Medical Loss Ratio: Getting Your Money's Worth on Health Insurance

Thanks to the Affordable Care Act, consumers will receive more value for their premium dollars because insurance companies are required to spend 80-to-85% of premium dollars on medical care and health care quality improvement, rather than on overhead costs. If they don’t, the insurance companies will be required to provide a rebate to their customers starting in 2012. This policy is known as the “medical loss ratio” (MLR) provision of the Affordable Care Act.

Medical loss ratio applies to all health insurance plans, including job-based coverage and coverage sold in the individual market. However, insurance plans in the individual market often spend a larger percent of premiums on administrative expensive and non-health related costs, than job-based health plans.

Recognizing the variation in local insurance markets, the Affordable Care Act allows States to request a temporary adjustment in the MLR ratio for up to three years, to avoid disruptions to coverage in the individual market. This flexibility allows consumers to maintain the choices currently available to them in their State while transitioning to a new marketplace where they will have more options for coverage and more affordable health insurance through State-based Health Insurance Exchanges. This is one of many ways the Affordable Care Act is building a bridge from today’s often disjointed and dysfunctional markets to a better health care system.

HHS has set up a transparent process for how States can apply for an MLR adjustment and what criteria will be used to determine whether to grant those requests. States must provide information to the Department of Health and Human Services (HHS) showing that requiring insurers in their individual market to spend at least 80 percent of their premiums on medical care and quality improvement may cause one or more insurers to leave the market, reducing access to coverage for consumers. States must also show the number of consumers likely to be affected and the potential impact on premiums charged, benefits provided, and cost-sharing. All application materials are posted on the HHS website.

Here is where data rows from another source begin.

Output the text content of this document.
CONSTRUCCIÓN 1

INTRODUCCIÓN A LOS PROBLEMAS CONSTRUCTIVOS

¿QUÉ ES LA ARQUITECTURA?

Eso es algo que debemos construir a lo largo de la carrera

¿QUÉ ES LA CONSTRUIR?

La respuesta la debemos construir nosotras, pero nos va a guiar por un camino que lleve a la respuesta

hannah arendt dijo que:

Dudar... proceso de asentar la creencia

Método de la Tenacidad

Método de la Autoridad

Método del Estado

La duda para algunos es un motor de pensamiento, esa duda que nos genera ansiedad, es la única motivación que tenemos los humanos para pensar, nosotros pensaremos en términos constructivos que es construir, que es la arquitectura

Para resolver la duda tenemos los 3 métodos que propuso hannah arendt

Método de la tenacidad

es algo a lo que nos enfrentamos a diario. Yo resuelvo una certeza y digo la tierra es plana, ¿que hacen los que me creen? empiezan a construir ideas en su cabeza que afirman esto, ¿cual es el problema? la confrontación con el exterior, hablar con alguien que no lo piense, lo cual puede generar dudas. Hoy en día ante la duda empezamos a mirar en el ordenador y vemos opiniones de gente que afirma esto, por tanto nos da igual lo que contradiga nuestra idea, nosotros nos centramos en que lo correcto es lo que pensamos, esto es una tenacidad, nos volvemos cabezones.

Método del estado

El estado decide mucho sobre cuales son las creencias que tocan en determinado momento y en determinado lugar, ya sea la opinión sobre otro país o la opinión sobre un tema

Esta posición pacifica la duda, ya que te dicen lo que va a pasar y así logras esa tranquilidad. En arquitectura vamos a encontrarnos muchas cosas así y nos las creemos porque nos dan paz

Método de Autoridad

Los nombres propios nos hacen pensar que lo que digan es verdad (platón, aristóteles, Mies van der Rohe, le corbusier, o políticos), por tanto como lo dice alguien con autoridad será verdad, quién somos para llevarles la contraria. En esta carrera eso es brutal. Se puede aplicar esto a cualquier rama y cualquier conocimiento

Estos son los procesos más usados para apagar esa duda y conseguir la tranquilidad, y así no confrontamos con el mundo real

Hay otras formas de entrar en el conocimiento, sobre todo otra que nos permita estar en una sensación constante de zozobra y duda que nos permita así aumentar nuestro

The New Hampshire MLR Adjustment

The New Hampshire Insurance Department requested an adjustment of the 80 percent MLR to a 70 percent MLR standard for 2011, 2012, and 2013. 

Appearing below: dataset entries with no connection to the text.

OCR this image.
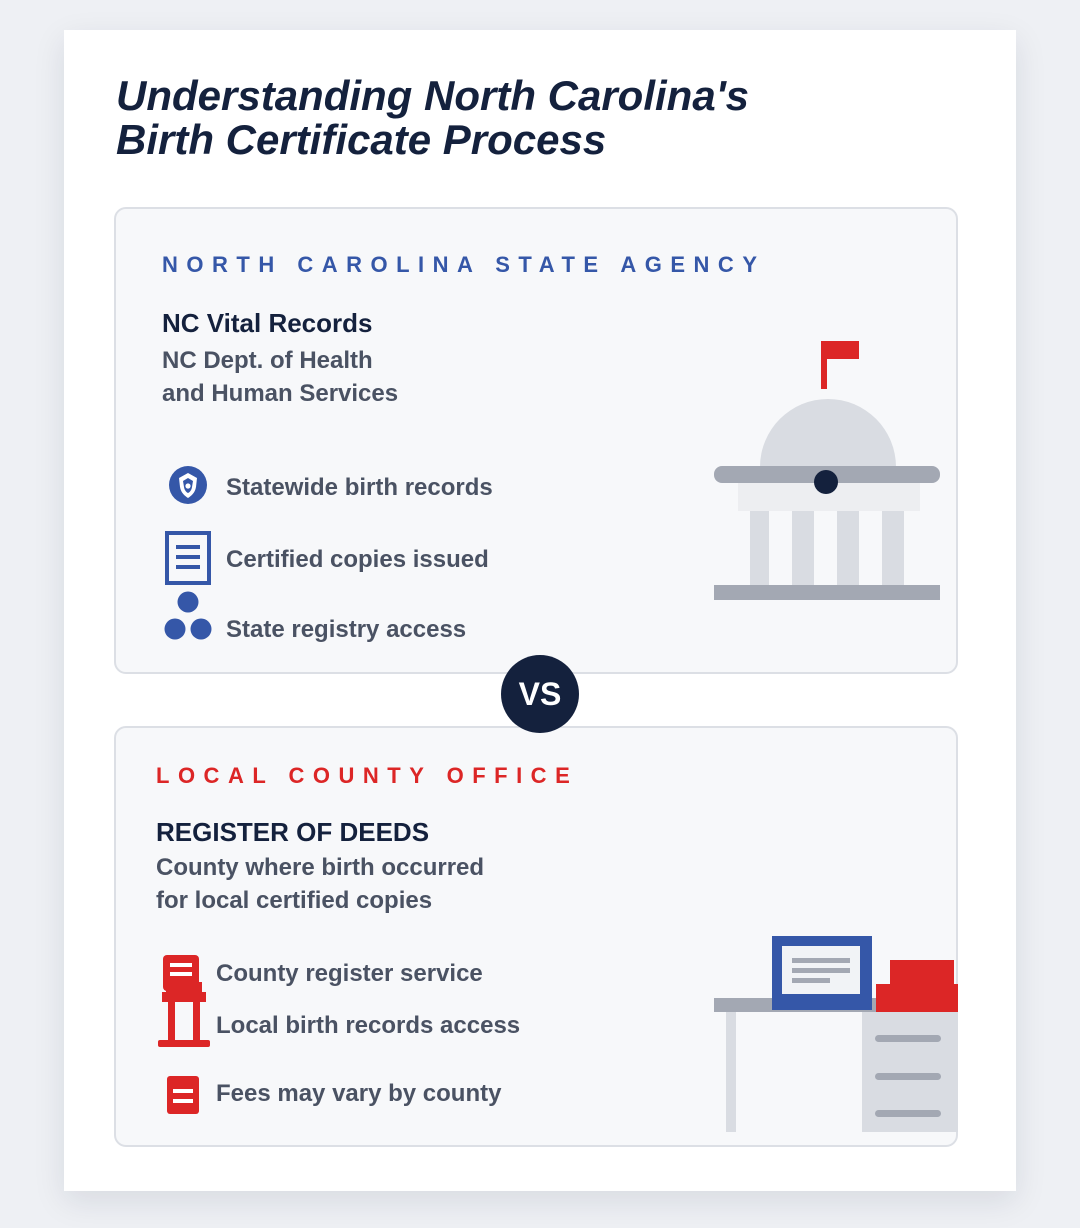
Understanding North Carolina's
Birth Certificate Process

NORTH CAROLINA STATE AGENCY

NC Vital Records

NC Dept. of Health
and Human Services

Statewide birth records
Certified copies issued
State registry access
VS

LOCAL COUNTY OFFICE

REGISTER OF DEEDS

County where birth occurred
for local certified copies

County register service
Local birth records access
Fees may vary by county
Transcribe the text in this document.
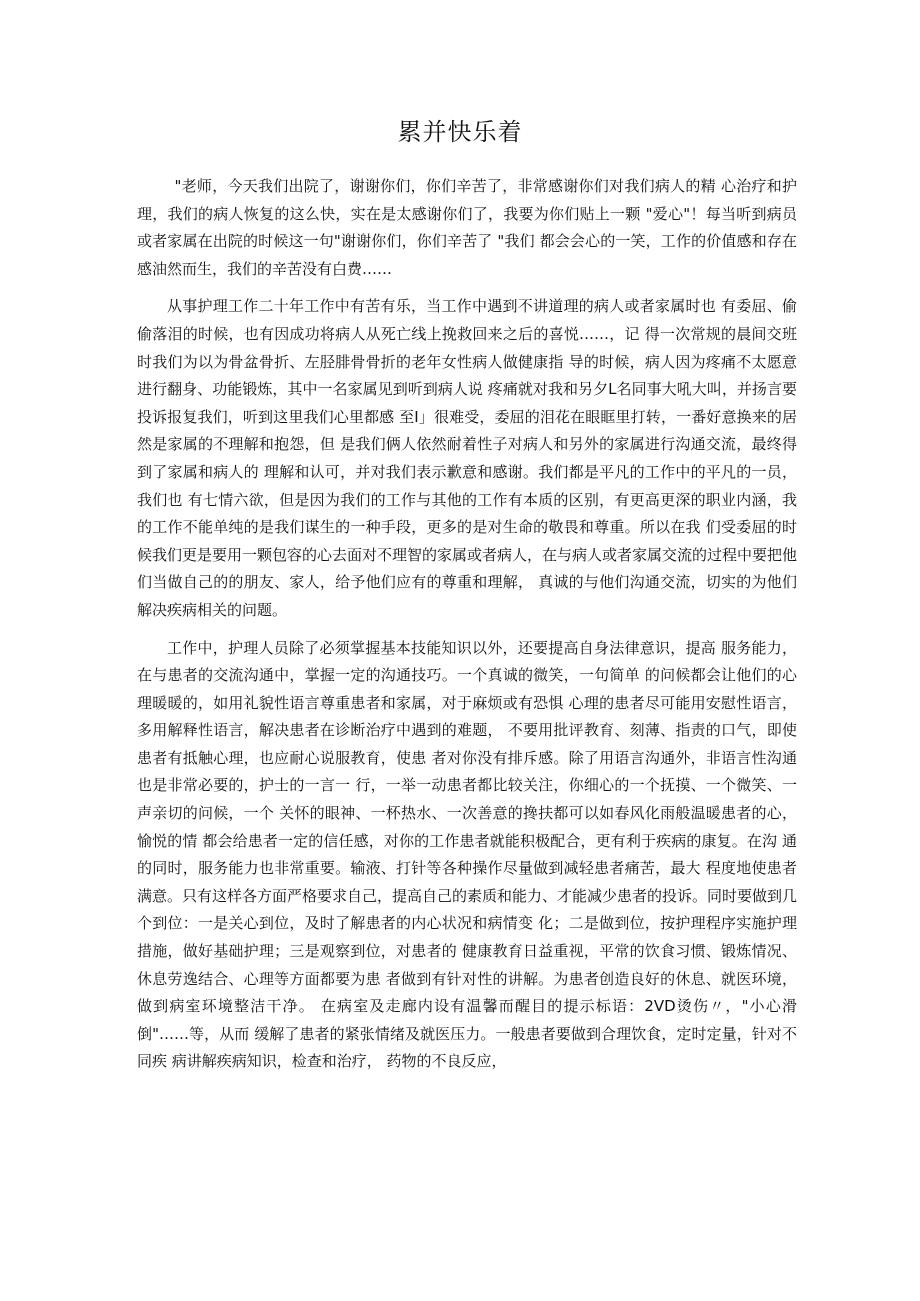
累并快乐着

"老师，今天我们出院了，谢谢你们，你们辛苦了，非常感谢你们对我们病人的精 心治疗和护理，我们的病人恢复的这么快，实在是太感谢你们了，我要为你们贴上一颗 "爱心"！每当听到病员或者家属在出院的时候这一句"谢谢你们，你们辛苦了 "我们 都会会心的一笑，工作的价值感和存在感油然而生，我们的辛苦没有白费……

从事护理工作二十年工作中有苦有乐，当工作中遇到不讲道理的病人或者家属时也 有委屈、偷偷落泪的时候，也有因成功将病人从死亡线上挽救回来之后的喜悦……，记 得一次常规的晨间交班时我们为以为骨盆骨折、左胫腓骨骨折的老年女性病人做健康指 导的时候，病人因为疼痛不太愿意进行翻身、功能锻炼，其中一名家属见到听到病人说 疼痛就对我和另夕L名同事大吼大叫，并扬言要投诉报复我们，听到这里我们心里都感 至I」很难受，委屈的泪花在眼眶里打转，一番好意换来的居然是家属的不理解和抱怨，但 是我们俩人依然耐着性子对病人和另外的家属进行沟通交流，最终得到了家属和病人的 理解和认可，并对我们表示歉意和感谢。我们都是平凡的工作中的平凡的一员，我们也 有七情六欲，但是因为我们的工作与其他的工作有本质的区别，有更高更深的职业内涵，我的工作不能单纯的是我们谋生的一种手段，更多的是对生命的敬畏和尊重。所以在我 们受委屈的时候我们更是要用一颗包容的心去面对不理智的家属或者病人，在与病人或者家属交流的过程中要把他们当做自己的的朋友、家人，给予他们应有的尊重和理解， 真诚的与他们沟通交流，切实的为他们解决疾病相关的问题。

工作中，护理人员除了必须掌握基本技能知识以外，还要提高自身法律意识，提高 服务能力，在与患者的交流沟通中，掌握一定的沟通技巧。一个真诚的微笑，一句简单 的问候都会让他们的心理暖暖的，如用礼貌性语言尊重患者和家属，对于麻烦或有恐惧 心理的患者尽可能用安慰性语言，多用解释性语言，解决患者在诊断治疗中遇到的难题， 不要用批评教育、刻薄、指责的口气，即使患者有抵触心理，也应耐心说服教育，使患 者对你没有排斥感。除了用语言沟通外，非语言性沟通也是非常必要的，护士的一言一 行，一举一动患者都比较关注，你细心的一个抚摸、一个微笑、一声亲切的问候，一个 关怀的眼神、一杯热水、一次善意的搀扶都可以如春风化雨般温暖患者的心，愉悦的情 都会给患者一定的信任感，对你的工作患者就能积极配合，更有利于疾病的康复。在沟 通的同时，服务能力也非常重要。输液、打针等各种操作尽量做到减轻患者痛苦，最大 程度地使患者满意。只有这样各方面严格要求自己，提高自己的素质和能力、才能减少患者的投诉。同时要做到几个到位：一是关心到位，及时了解患者的内心状况和病情变 化；二是做到位，按护理程序实施护理措施，做好基础护理；三是观察到位，对患者的 健康教育日益重视，平常的饮食习惯、锻炼情况、休息劳逸结合、心理等方面都要为患 者做到有针对性的讲解。为患者创造良好的休息、就医环境，做到病室环境整洁干净。 在病室及走廊内设有温馨而醒目的提示标语：2VD烫伤〃，"小心滑倒"……等，从而 缓解了患者的紧张情绪及就医压力。一般患者要做到合理饮食，定时定量，针对不同疾 病讲解疾病知识，检查和治疗， 药物的不良反应，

Based on the information provided, including the 2010 MLR data, we believe it reasonable to establish an MLR standard at 72 percent for the year 2011, an MLR standard of 75 percent for 2012, with the 80 percent standard to apply in 2013. An adjustment to the MLR standard in 2011 and 2012 helps to ensure a stable marketplace, while preserving the intended benefits of the MLR provision for consumers. This approach, which creates a glide path for compliance with the 80 percent standard, balances the interests of consumers, the State and the issuers in accordance with the principles underlying the MLR provision.